Ari outlined how we were proceeding with our Festival in Washington, and asked the audience for responses (in English if possible) on whether performing the play in DC was dangerous, destructive, cathartic, or constructive. A wonderfully engaged debate was started by an Israeli woman who said, though she was respectful of the work –that it was dangerous. An uninformed American audience would take this as the Israeli whole. Quickly she was countered, by a young Israeli born in America to two Israeli parents. He was tired of the argument that such courageous explorations of truth are delegitimizing. For peoples’ stuck in such a debilitating status quo, not to explore these realities is dangerous. An Israeli woman called it not cathartic, but complicated in a way that sat heavier and heavier in her belly as she experienced it. She said we must not placate with the superficial. We must go this painfully deep to find the reconciliation she expressed as her galvanizing desire. A human rights lawyer identified himself. He had been Israeli for 40 years, was born and raised in the States and speaks often in US to synagogues and other Jewish groups. He said that Israelis will see this, have denial shaken by seeing it, and will be discomforted – perhaps usefully by the art. But so many Jewish Americans – who should see this – have been so manipulated as to what can and can’t be thought of as truth — they will be shattered. He said for them it’s not denial, because they have not been given the means to know. He charged us to take this to the American Jewish community with empathy and respect towards these “good people’s” Israel connection and strong feeling.

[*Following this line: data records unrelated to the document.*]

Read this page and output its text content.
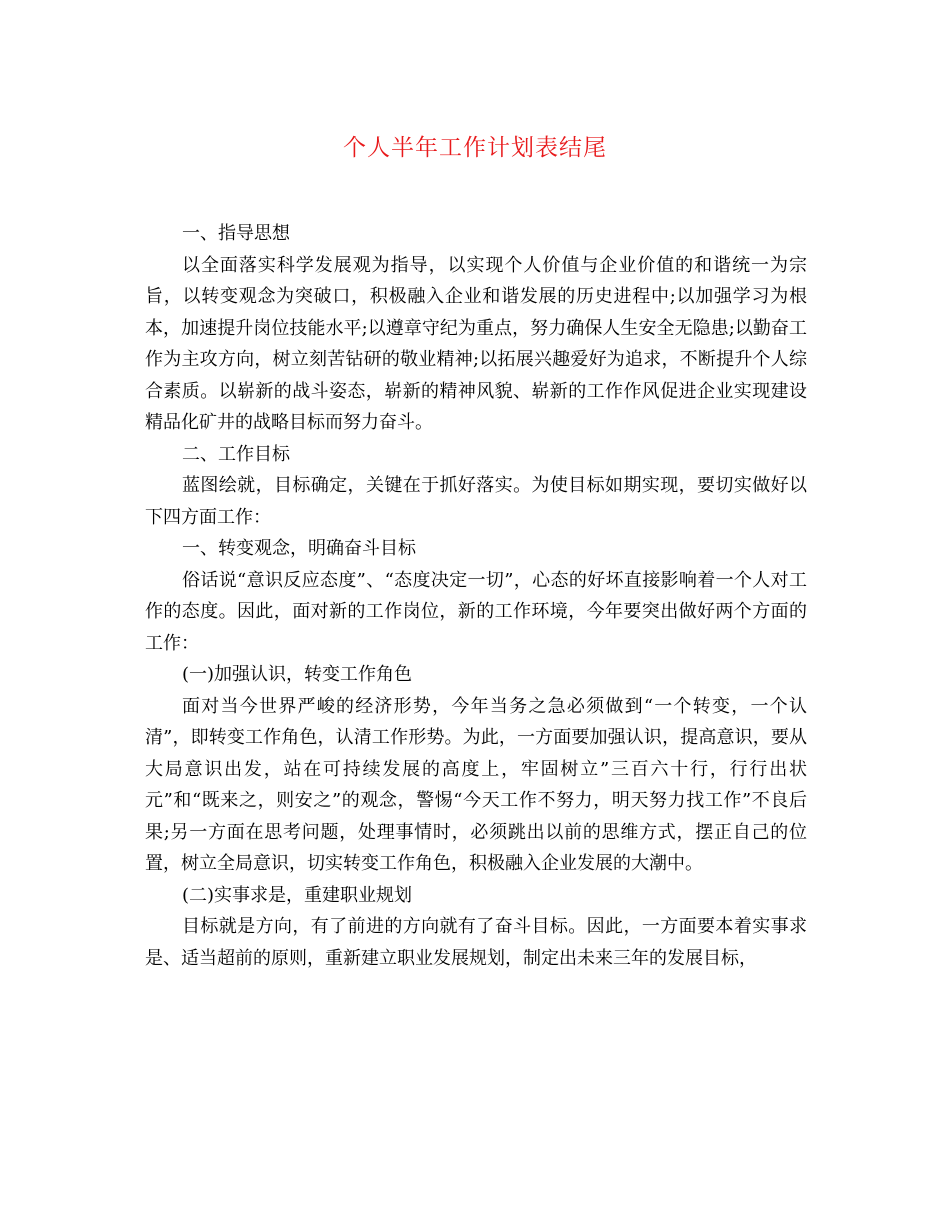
个人半年工作计划表结尾

一、指导思想

以全面落实科学发展观为指导，以实现个人价值与企业价值的和谐统一为宗旨，以转变观念为突破口，积极融入企业和谐发展的历史进程中;以加强学习为根本，加速提升岗位技能水平;以遵章守纪为重点，努力确保人生安全无隐患;以勤奋工作为主攻方向，树立刻苦钻研的敬业精神;以拓展兴趣爱好为追求，不断提升个人综合素质。以崭新的战斗姿态，崭新的精神风貌、崭新的工作作风促进企业实现建设精品化矿井的战略目标而努力奋斗。

二、工作目标

蓝图绘就，目标确定，关键在于抓好落实。为使目标如期实现，要切实做好以下四方面工作：

一、转变观念，明确奋斗目标

俗话说“意识反应态度”、“态度决定一切”，心态的好坏直接影响着一个人对工作的态度。因此，面对新的工作岗位，新的工作环境，今年要突出做好两个方面的工作：

(一)加强认识，转变工作角色

面对当今世界严峻的经济形势，今年当务之急必须做到“一个转变，一个认清”，即转变工作角色，认清工作形势。为此，一方面要加强认识，提高意识，要从大局意识出发，站在可持续发展的高度上，牢固树立”三百六十行，行行出状元”和“既来之，则安之”的观念，警惕“今天工作不努力，明天努力找工作”不良后果;另一方面在思考问题，处理事情时，必须跳出以前的思维方式，摆正自己的位置，树立全局意识，切实转变工作角色，积极融入企业发展的大潮中。

(二)实事求是，重建职业规划

目标就是方向，有了前进的方向就有了奋斗目标。因此，一方面要本着实事求是、适当超前的原则，重新建立职业发展规划，制定出未来三年的发展目标，
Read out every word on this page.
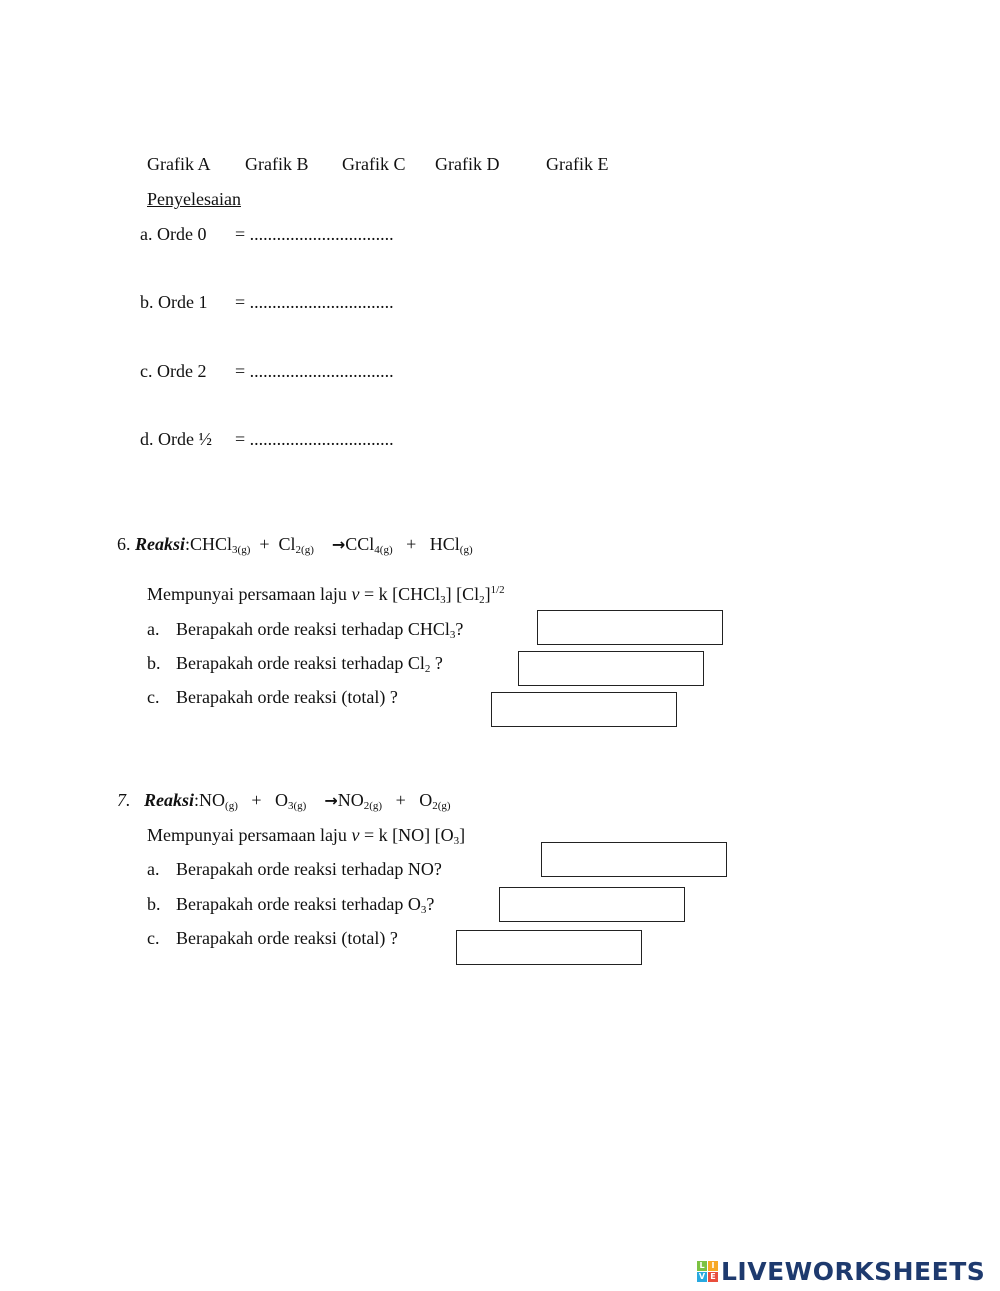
Grafik A Grafik B Grafik C Grafik D	Grafik E
Penyelesaian
a. Orde 0 = ................................
b. Orde 1 = ................................
c. Orde 2 = ................................
d. Orde ½ = ................................
6. Reaksi:CHCl$_{3(g)}$ + $Cl_{2(g)} \to CCl_{4(g)} + HCl_{(g)}$
Mempunyai persamaan laju v = k [CHCl$_3$] $[Cl_2]^{1/2}$
a. Berapakah orde reaksi terhadap CHCl$_3$?
b. Berapakah orde reaksi terhadap $Cl_2$ ?
c. Berapakah orde reaksi (total) ?
7. $Reaksi:NO_{(g)} + O_{3(g)} \to NO_{2(g)} + O_{2(g)}$
Mempunyai persamaan laju v = k [NO] $[O_3]$
a. Berapakah orde reaksi terhadap NO?
b. Berapakah orde reaksi terhadap $O_3$?
c. Berapakah orde reaksi (total) ?
L I
V E LIVEWORKSHEETS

One last note on the discussion — both in and ultimately outside of the theater. We had told the story of our determination to see it through in Washington. Now our Israeli friends were moved to call it their task, with our continuing involvement, to see it performed in Israel. I say “speedily and in our day.” Our coming workshop presentations will be a strong link in this chain of cultural connection and concern. I hope that Motti and Ari will have more to report on in coming weeks. I am inspired that now the real conversation has begun.